Top tips for travelling to Canada for a summer holiday
- Sun cream – I hadn’t expected the sun to be so strong – and consequentially got sunburnt on my first day in Canada. I spent a lot of time on boats so a high factor was a necessity to help prevent further occurrences.
- Cool clothing – as per the point above, it was a lot hotter than I expected in the summer – up to 35 degrees some days and with limited air conditioning, you need to keep clothing cool and rely on layers
- Bug spray and long sleeves – I had been told that the mosquitos could be a nuisance, but this was only really an issue when we went bear watching in Quebec, and the team instructed us all to wear long sleeves for the trip so we were prepared. The real nuisance elsewhere in Ontario were the deer flies, which pack a painful bite, and seem to be attracted to wet or moist skin and not so bothered by repellant, no matter what its claims.
- A waterproof – The weather can turn quickly, but showers disappear as quickly as they arrive, so a lightweight waterproof jacket is useful. It can also come in handy if heading to Niagra Falls and heading onto the water or behind the falls, or when heading out whale watching.
- Casual clothes – Canada is not really a place for the fashionistas, particularly out of the cities. I only brought one pair of heels (outside of my bridesmaid outfit) and I can’t see me wearing them at all! In the summer, people here live in flip flops, shorts and active wear, with a hoodie for cooler days. Bring these and you’ll be sure to fit in.
- A water bottle – tap water is safe to drink here and people offer free water at every cafe and restaurant, but it’s not as easy to get small bottles of water which you can take with you on your travels. My advice would be to get a bottle and just refill at every opportunity to ensure you keep hydrated.
- Hay fever tablets – Another thing I hadn’t really expected – that my hay fever would play up here, but I guess it’s not surprising given all of the pollen flying around. Luckily I was forewarned and therefore arrived armed with Clarityn, which I’ve had to use every single day.
Other essential info:
- The price you see is not what you pay in Canada, there is either the HST (Harmonised Sales Tax) or a PST (Provincial Sales Tax) added at the till for almost all purchases, this can be anything from 15%-20% so be warned, that bargain may not be as good as you think!
- If you’re driving, remember at traffic lights you can turn right on a red if there is nothing coming – except in Quebec where for some reason that rule doesn’t apply! Also, the four way junctions and three way junctions can be confusing as there are stop signs and give way lines on the road but no traffic lights, basically every vehicle must stop at these, even if it’s clear, and whoever arrives first at the junction has right of way – if you arrive at the same time, you gesture your way out (politely)! And don’t forget that pedestrians and non motorised vehicles have right of way on any road.

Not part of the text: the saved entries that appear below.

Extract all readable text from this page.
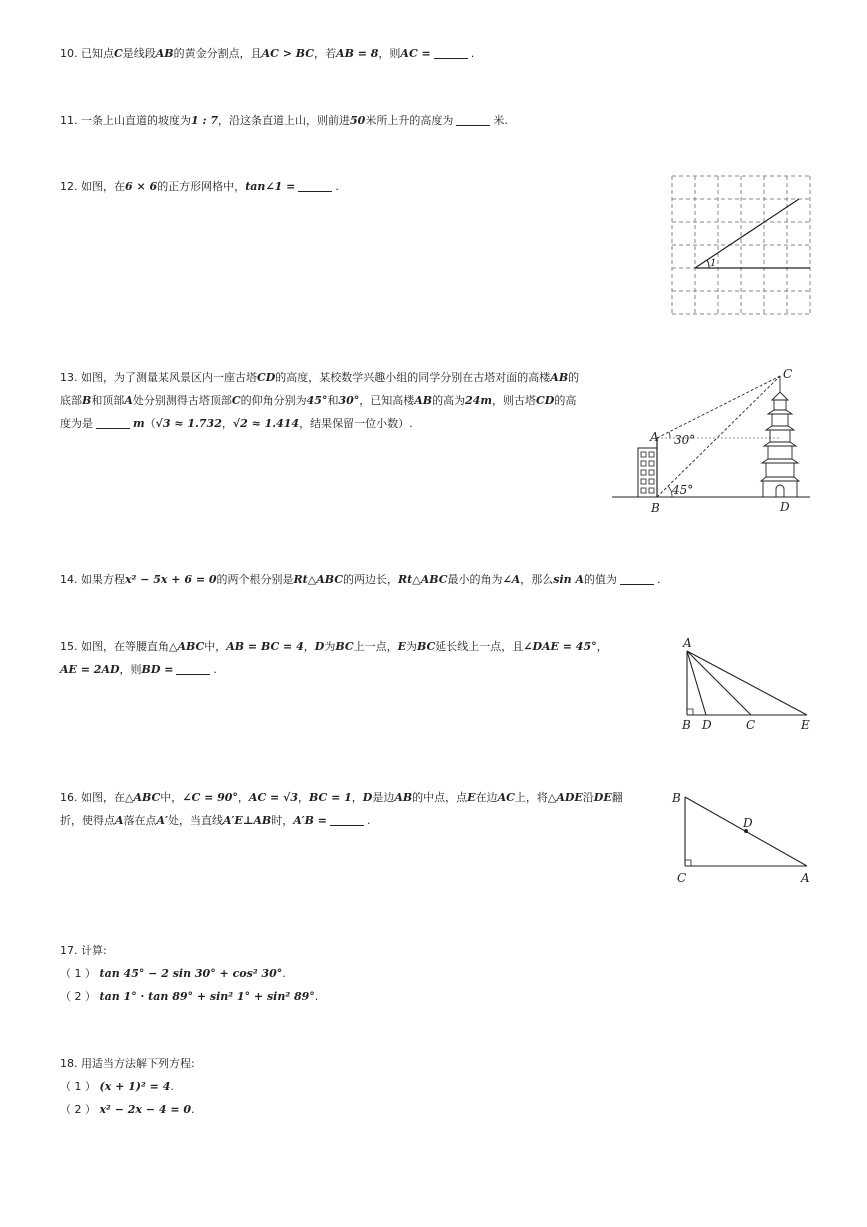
10. 已知点C是线段AB的黄金分割点，且AC > BC，若AB = 8，则AC =	.
11. 一条上山直道的坡度为1 : 7，沿这条直道上山，则前进50米所上升的高度为	米.
12. 如图，在6 × 6的正方形网格中，tan∠1 =	.
1
13. 如图，为了测量某风景区内一座古塔CD的高度，某校数学兴趣小组的同学分别在古塔对面的高楼AB的
底部B和顶部A处分别测得古塔顶部C的仰角分别为45°和30°，已知高楼AB的高为24m，则古塔CD的高
度为是	m（√3 ≈ 1.732，√2 ≈ 1.414，结果保留一位小数）.
A
B
C
D
30°
45°
14. 如果方程x² − 5x + 6 = 0的两个根分别是Rt△ABC的两边长，Rt△ABC最小的角为∠A，那么sin A的值为	.
15. 如图，在等腰直角△ABC中，AB = BC = 4，D为BC上一点，E为BC延长线上一点，且∠DAE = 45°，
AE = 2AD，则BD =	.
A
B D	C	E
16. 如图，在△ABC中，∠C = 90°，AC = √3，BC = 1，D是边AB的中点，点E在边AC上，将△ADE沿DE翻
折，使得点A落在点A′处，当直线A′E⊥AB时，A′B =	.
B
D
C	A
17. 计算:
（ 1 ） tan 45° − 2 sin 30° + cos² 30°.
（ 2 ） tan 1° · tan 89° + sin² 1° + sin² 89°.
18. 用适当方法解下列方程:
（ 1 ） (x + 1)² = 4.
（ 2 ） x² − 2x − 4 = 0.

- Driving is generally easy in Canada where people are incredibly courteous and polite, lane discipline is generally observed and I only heard a horn beep a couple of times, and both in Toronto
- Talking of Toronto, whatever you do, absolutely DO NOT under any circumstance, plan to drive to/from Toronto during rush hour or on Friday or Sunday afternoons, especially if you’re heading down to Toronto from cottage country where people have spent their weekends. Yes I am talking from experience, no I don’t want to talk about it, those nine painful hours are currently being erased from my mind!
- Weather forecasts don’t mean much in Canada – the weather can turn so quickly, I generally found that the forecasts were not really very helpful! But do bear in mind in the summer, it’s going to be hot (see above)!

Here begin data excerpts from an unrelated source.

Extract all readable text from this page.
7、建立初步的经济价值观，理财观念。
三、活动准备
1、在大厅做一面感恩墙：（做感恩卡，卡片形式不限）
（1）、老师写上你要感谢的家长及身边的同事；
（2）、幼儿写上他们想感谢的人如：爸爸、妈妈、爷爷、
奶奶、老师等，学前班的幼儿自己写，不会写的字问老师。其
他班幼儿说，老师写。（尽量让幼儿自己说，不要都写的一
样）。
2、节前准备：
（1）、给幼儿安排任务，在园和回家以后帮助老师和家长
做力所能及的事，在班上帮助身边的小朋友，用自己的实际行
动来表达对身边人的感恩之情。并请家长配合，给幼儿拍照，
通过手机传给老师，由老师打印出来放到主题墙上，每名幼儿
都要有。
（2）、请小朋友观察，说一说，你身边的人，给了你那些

- Tipping in Canada is generally expected unless mentioned on the bill, if paying by card, the tip option will be presented with a choice of a percentage of the total bill or a set amount. How much tip should you leave in Canada? It’s up to you, but the general consensus is 10-15% of the total bill
- Talking of costs, if you’re driving and planning on visiting any cities, make sure your accommodation has free or affordable parking. So far in all the cities I have visited the car parking has cost me a small fortune, even in car parks owned by the hotel
- Canadians are super friendly and can talk the hind leg off a donkey! They love their country and the minute they hear an accent they are keen to know where you’re from, what you’re doing in Canada and how they can help you do it! Share your stories and you’ll be amazed at how much you can learn from their two minute chat!
- Don’t worry about carrying large amounts of cash, you can pay by card everywhere in Canada and for small amounts too, so just keep your cards handy!
I’m sure I’ll have plenty more things to add to this list by the end of the trip, but for now these are my initial observations, which would hopefully come in handy for anyone like me who was looking for the key things you need to know before visiting Canada.